We use cookies. Read the Privacy and Cookie Policy

1

Человек делает только первый шаг—остальное судьба! И не потому ли, что он жадно ищет, жадно впитывает и красивое, и уродливое?.. А среда, обстоятельства, принуждение? Мудр или глуп человек, «шагающий наперекор» судьбе?

Такие мысли приходят спустя много лет, когда делаешь оценку пройденного, долгого, похожего на лабиринт, жизнен­ного пути...

Сталкиваться с непонятным, непостижимым, даже чудес­ным, довелось не только мне, последнему в роду, но и далекому моему предку, который, «вышед из немца, муж честна ратна», служил царю Алексею Михайловичу; и прадеду Матвею Пав­ловичу Чеботаеву, начинавшему беднеть рязанскому помещи­ку, получившему в дар от императрицы Елизаветы Петровны 5000 десятин земли и 350 душ крепостных в Новороссии, в 15 верстах от г.

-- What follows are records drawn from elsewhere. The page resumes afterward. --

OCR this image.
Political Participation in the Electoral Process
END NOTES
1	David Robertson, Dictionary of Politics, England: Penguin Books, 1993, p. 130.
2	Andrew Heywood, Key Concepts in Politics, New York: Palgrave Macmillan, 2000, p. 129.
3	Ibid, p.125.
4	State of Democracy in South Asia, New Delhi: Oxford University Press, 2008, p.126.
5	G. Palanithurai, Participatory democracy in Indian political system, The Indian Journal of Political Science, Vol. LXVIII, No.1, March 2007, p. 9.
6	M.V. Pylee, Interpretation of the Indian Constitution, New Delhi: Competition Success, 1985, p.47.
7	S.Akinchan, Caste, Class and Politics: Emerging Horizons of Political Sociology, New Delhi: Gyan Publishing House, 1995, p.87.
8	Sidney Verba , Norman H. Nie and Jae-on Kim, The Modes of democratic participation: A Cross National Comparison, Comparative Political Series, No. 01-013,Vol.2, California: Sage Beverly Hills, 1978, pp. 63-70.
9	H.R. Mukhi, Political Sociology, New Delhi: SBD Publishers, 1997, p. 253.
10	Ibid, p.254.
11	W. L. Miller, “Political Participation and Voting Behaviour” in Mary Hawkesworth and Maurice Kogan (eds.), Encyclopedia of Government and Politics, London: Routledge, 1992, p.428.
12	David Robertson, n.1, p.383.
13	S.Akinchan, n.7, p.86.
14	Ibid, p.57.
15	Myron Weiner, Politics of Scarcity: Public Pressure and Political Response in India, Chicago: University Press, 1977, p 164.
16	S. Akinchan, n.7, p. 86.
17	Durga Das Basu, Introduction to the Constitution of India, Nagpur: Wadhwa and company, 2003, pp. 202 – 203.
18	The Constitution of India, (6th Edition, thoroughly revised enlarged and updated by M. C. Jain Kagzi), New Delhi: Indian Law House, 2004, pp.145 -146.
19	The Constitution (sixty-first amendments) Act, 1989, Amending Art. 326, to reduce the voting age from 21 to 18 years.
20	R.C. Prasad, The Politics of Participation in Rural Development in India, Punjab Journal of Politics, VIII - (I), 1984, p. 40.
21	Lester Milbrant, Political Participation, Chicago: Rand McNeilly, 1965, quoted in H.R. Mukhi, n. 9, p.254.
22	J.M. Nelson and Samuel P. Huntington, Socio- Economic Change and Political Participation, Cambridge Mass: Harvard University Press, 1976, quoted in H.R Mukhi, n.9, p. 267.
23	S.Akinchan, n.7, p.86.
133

Александрии («родины» первого в России гу­сарского полка «Гусары смерти»).

Так, наряду с переселением сербов, шла и русская колони­зация. На реке Ингулец возникла деревня Бандуровка.

Мой дед был женат на дочери соседа по имению Фальц-Фейна Елизавете. У них родились три дочери и сын: Мария, Анна, Лариса, Дмитрий. Мария и Анна вышли замуж за гвар­дейских офицеров — Крамерова и Бонафеде. Первый получил в приданое 500 десятин земли — и от Бандуровки отделился хутор, ставший потом деревней Крамеровкой. Бонафеде свои 500 десятин продал и купил роскошную виллу в Алупке.

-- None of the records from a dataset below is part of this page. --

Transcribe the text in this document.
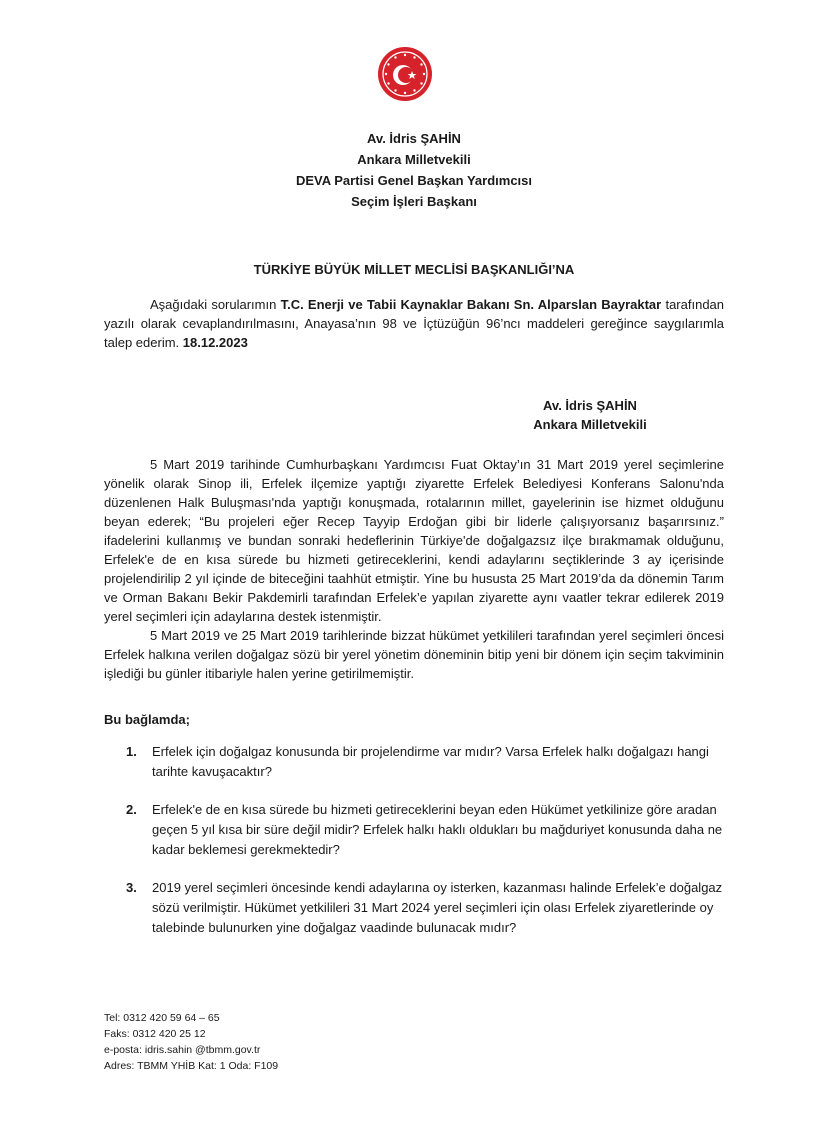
Av. İdris ŞAHİN
Ankara Milletvekili
DEVA Partisi Genel Başkan Yardımcısı
Seçim İşleri Başkanı
TÜRKİYE BÜYÜK MİLLET MECLİSİ BAŞKANLIĞI’NA

Aşağıdaki sorularımın T.C. Enerji ve Tabii Kaynaklar Bakanı Sn. Alparslan Bayraktar tarafından yazılı olarak cevaplandırılmasını, Anayasa’nın 98 ve İçtüzüğün 96’ncı maddeleri gereğince saygılarımla talep ederim. 18.12.2023

Av. İdris ŞAHİN
Ankara Milletvekili

5 Mart 2019 tarihinde Cumhurbaşkanı Yardımcısı Fuat Oktay’ın 31 Mart 2019 yerel seçimlerine yönelik olarak Sinop ili, Erfelek ilçemize yaptığı ziyarette Erfelek Belediyesi Konferans Salonu'nda düzenlenen Halk Buluşması'nda yaptığı konuşmada, rotalarının millet, gayelerinin ise hizmet olduğunu beyan ederek; “Bu projeleri eğer Recep Tayyip Erdoğan gibi bir liderle çalışıyorsanız başarırsınız.” ifadelerini kullanmış ve bundan sonraki hedeflerinin Türkiye'de doğalgazsız ilçe bırakmamak olduğunu, Erfelek'e de en kısa sürede bu hizmeti getireceklerini, kendi adaylarını seçtiklerinde 3 ay içerisinde projelendirilip 2 yıl içinde de biteceğini taahhüt etmiştir. Yine bu hususta 25 Mart 2019’da da dönemin Tarım ve Orman Bakanı Bekir Pakdemirli tarafından Erfelek’e yapılan ziyarette aynı vaatler tekrar edilerek 2019 yerel seçimleri için adaylarına destek istenmiştir.

5 Mart 2019 ve 25 Mart 2019 tarihlerinde bizzat hükümet yetkilileri tarafından yerel seçimleri öncesi Erfelek halkına verilen doğalgaz sözü bir yerel yönetim döneminin bitip yeni bir dönem için seçim takviminin işlediği bu günler itibariyle halen yerine getirilmemiştir.

Bu bağlamda;
1.	Erfelek için doğalgaz konusunda bir projelendirme var mıdır? Varsa Erfelek halkı doğalgazı hangi tarihte kavuşacaktır?
2.	Erfelek'e de en kısa sürede bu hizmeti getireceklerini beyan eden Hükümet yetkilinize göre aradan geçen 5 yıl kısa bir süre değil midir? Erfelek halkı haklı oldukları bu mağduriyet konusunda daha ne kadar beklemesi gerekmektedir?
3.	2019 yerel seçimleri öncesinde kendi adaylarına oy isterken, kazanması halinde Erfelek’e doğalgaz sözü verilmiştir. Hükümet yetkilileri 31 Mart 2024 yerel seçimleri için olası Erfelek ziyaretlerinde oy talebinde bulunurken yine doğalgaz vaadinde bulunacak mıdır?
Tel: 0312 420 59 64 – 65
Faks: 0312 420 25 12
e-posta: idris.sahin @tbmm.gov.tr
Adres: TBMM YHİB Kat: 1 Oda: F109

Лариса увлеклась политикой, стала эсеркой, пыталась со­вершить на кого-то покушение, отсидела в тюрьме, раздала свои 500 десятин крестьянам и поселилась в Одессе. И когда государь император отправлялся через Одессу на отдых в Ливадию, ее, на всякий случай, «изолировали». И все-таки одно покушение, хоть и неудачное, она организовала: стреляла в мою мать. Вечером мать подошла к окну закрыть ставни—раздался выстрел, пуля попала в грудь, вернее, в висевший на груди медальон... Причина этого поступка навсегда похоронена с другими тайнами рода... Знаю только, что отец называл Ларису «бешеной крысой».

В начале века наши предки были чудаками, порой людьми «не от мира сего». Они чаще прислушивались к велениям со­вести, а не к эгоистическим желаниям, старались влиться в гармонию великого духа вселенной... старались!

Увы, далеко не всегда это получалось; они были честными и думали, что все люди такие же... Их обманывали... В этом мы убедились в 1918 году, с приходом большевиков...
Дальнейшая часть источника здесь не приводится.